Renowned German sports-car maker Porsche (POAHY) (POAHF) announced a group profit of €980 million ($1.01 billion) in the first six months of 2016, a big fall from the €1.65 billion profit in the first half of 2015.
"This result was significantly influenced by the profit from the investment accounted for at equity in Volkswagen," Porsche said in a statement.

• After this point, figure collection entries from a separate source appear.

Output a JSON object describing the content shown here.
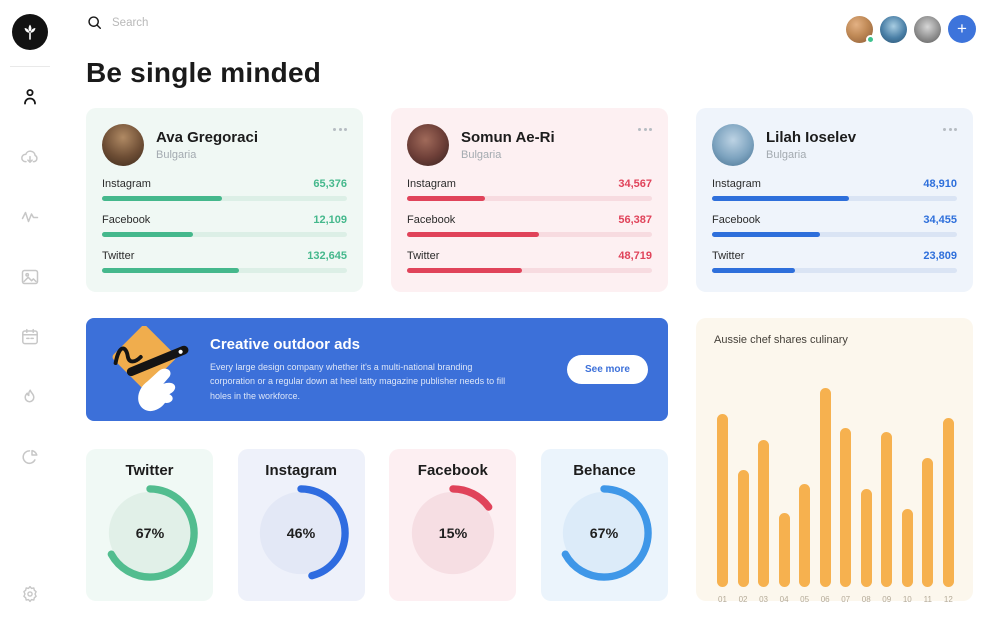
{
  "page": {
    "title": "Be single minded"
  },
  "topbar": {
    "search_placeholder": "Search",
    "search_icon": "magnifier-icon",
    "avatars": [
      {
        "online": true
      },
      {
        "online": false
      },
      {
        "online": false
      }
    ],
    "add_button_glyph": "+",
    "add_button_color": "#3d74db"
  },
  "sidebar": {
    "logo_icon": "sprout-logo-icon",
    "items": [
      {
        "icon": "user-profile-icon",
        "active": true
      },
      {
        "icon": "cloud-download-icon",
        "active": false
      },
      {
        "icon": "activity-icon",
        "active": false
      },
      {
        "icon": "image-icon",
        "active": false
      },
      {
        "icon": "calendar-icon",
        "active": false
      },
      {
        "icon": "fire-icon",
        "active": false
      },
      {
        "icon": "pie-chart-icon",
        "active": false
      }
    ],
    "bottom_icon": "settings-icon"
  },
  "profiles": [
    {
      "name": "Ava Gregoraci",
      "country": "Bulgaria",
      "card_bg": "#F0F8F4",
      "accent": "#45B88C",
      "track": "#DCEFE6",
      "stats": [
        {
          "label": "Instagram",
          "value": "65,376",
          "pct": 49
        },
        {
          "label": "Facebook",
          "value": "12,109",
          "pct": 37
        },
        {
          "label": "Twitter",
          "value": "132,645",
          "pct": 56
        }
      ]
    },
    {
      "name": "Somun Ae-Ri",
      "country": "Bulgaria",
      "card_bg": "#FDF0F2",
      "accent": "#E0435A",
      "track": "#F7DBE0",
      "stats": [
        {
          "label": "Instagram",
          "value": "34,567",
          "pct": 32
        },
        {
          "label": "Facebook",
          "value": "56,387",
          "pct": 54
        },
        {
          "label": "Twitter",
          "value": "48,719",
          "pct": 47
        }
      ]
    },
    {
      "name": "Lilah Ioselev",
      "country": "Bulgaria",
      "card_bg": "#EFF4FB",
      "accent": "#2E6FDB",
      "track": "#DAE4F4",
      "stats": [
        {
          "label": "Instagram",
          "value": "48,910",
          "pct": 56
        },
        {
          "label": "Facebook",
          "value": "34,455",
          "pct": 44
        },
        {
          "label": "Twitter",
          "value": "23,809",
          "pct": 34
        }
      ]
    }
  ],
  "banner": {
    "bg": "#3C70D9",
    "title": "Creative outdoor ads",
    "body": "Every large design company whether it's a multi-national branding corporation or a regular down at heel tatty magazine publisher needs to fill holes in the workforce.",
    "button_label": "See more",
    "illustration": "hand-drawing-marker-illustration"
  },
  "gauges": [
    {
      "label": "Twitter",
      "percent": 67,
      "ring": "#52BD8F",
      "card_bg": "#F0F9F5",
      "inner_bg": "#E1F0E8"
    },
    {
      "label": "Instagram",
      "percent": 46,
      "ring": "#2F6CE0",
      "card_bg": "#EEF1FA",
      "inner_bg": "#E3E8F6"
    },
    {
      "label": "Facebook",
      "percent": 15,
      "ring": "#E0435A",
      "card_bg": "#FDEFF2",
      "inner_bg": "#F6DEE3"
    },
    {
      "label": "Behance",
      "percent": 67,
      "ring": "#3F97E8",
      "card_bg": "#EBF4FC",
      "inner_bg": "#DCEBF9"
    }
  ],
  "chart_data": {
    "type": "bar",
    "title": "Aussie chef shares culinary",
    "categories": [
      "01",
      "02",
      "03",
      "04",
      "05",
      "06",
      "07",
      "08",
      "09",
      "10",
      "11",
      "12"
    ],
    "values": [
      87,
      59,
      74,
      37,
      52,
      100,
      80,
      49,
      78,
      39,
      65,
      85
    ],
    "value_unit": "percent_of_max_bar",
    "bar_color": "#F6B14F",
    "card_bg": "#FCF7ED",
    "xlabel": "",
    "ylabel": "",
    "grid": false,
    "legend": false
  }
}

It added that it still expects annual group profit of between €1.4 billion and €2.4 billion for fiscal 2016, based on the continued uncertainty surrounding exceptional costs surrounding Volkswagen's emission-testing scandal which have already led to multi-billion dollar fines and could mount further. It added that a change in Volkswagen dividend policy which might result from further legal risks could also affect future profits. Porsche owns 52.2% of Volkswagen't ordinary shares and 30.8% of its subscribed capital.
The company made provisions for the cost of litigation in the first half of €21 million, down slightly from €23 million in the first half of last year.
The report listed a string of legal issues, mainly related to either the Volkswagen diesel scandal or legacy matters outstanding from its own attempts to buy Volkswagen in 2008. Most of the latter have now been resolved, with Porsche and its previous managers found not guilty and not liable. In others, Porsche simply dismisses the cases as without merit, but is still required to list them.
Stuttgart, Germany-based Porsche said that as of June 30, 2016, it had net liquidity of €1.32 billion and that this was expected to be between €1.0 billion and €1.5 billion as of December 31, 2016, "not taking future investments into account."
Turning to earnings per share, Porsche said it had a little over 153 million shares outstanding and that earnings per share for the first half were €3.20. That compared with €5.4 per share in the first half of 2015.
Analysts do not customarily compile quarterly earnings estimates for Porsche, although the average estimate for the full year is currently for earnings per share of €7.92.
Porsche was trading in Frankfurt, late morning, Monday at €46.51, down from €46.87 per share at Friday's close.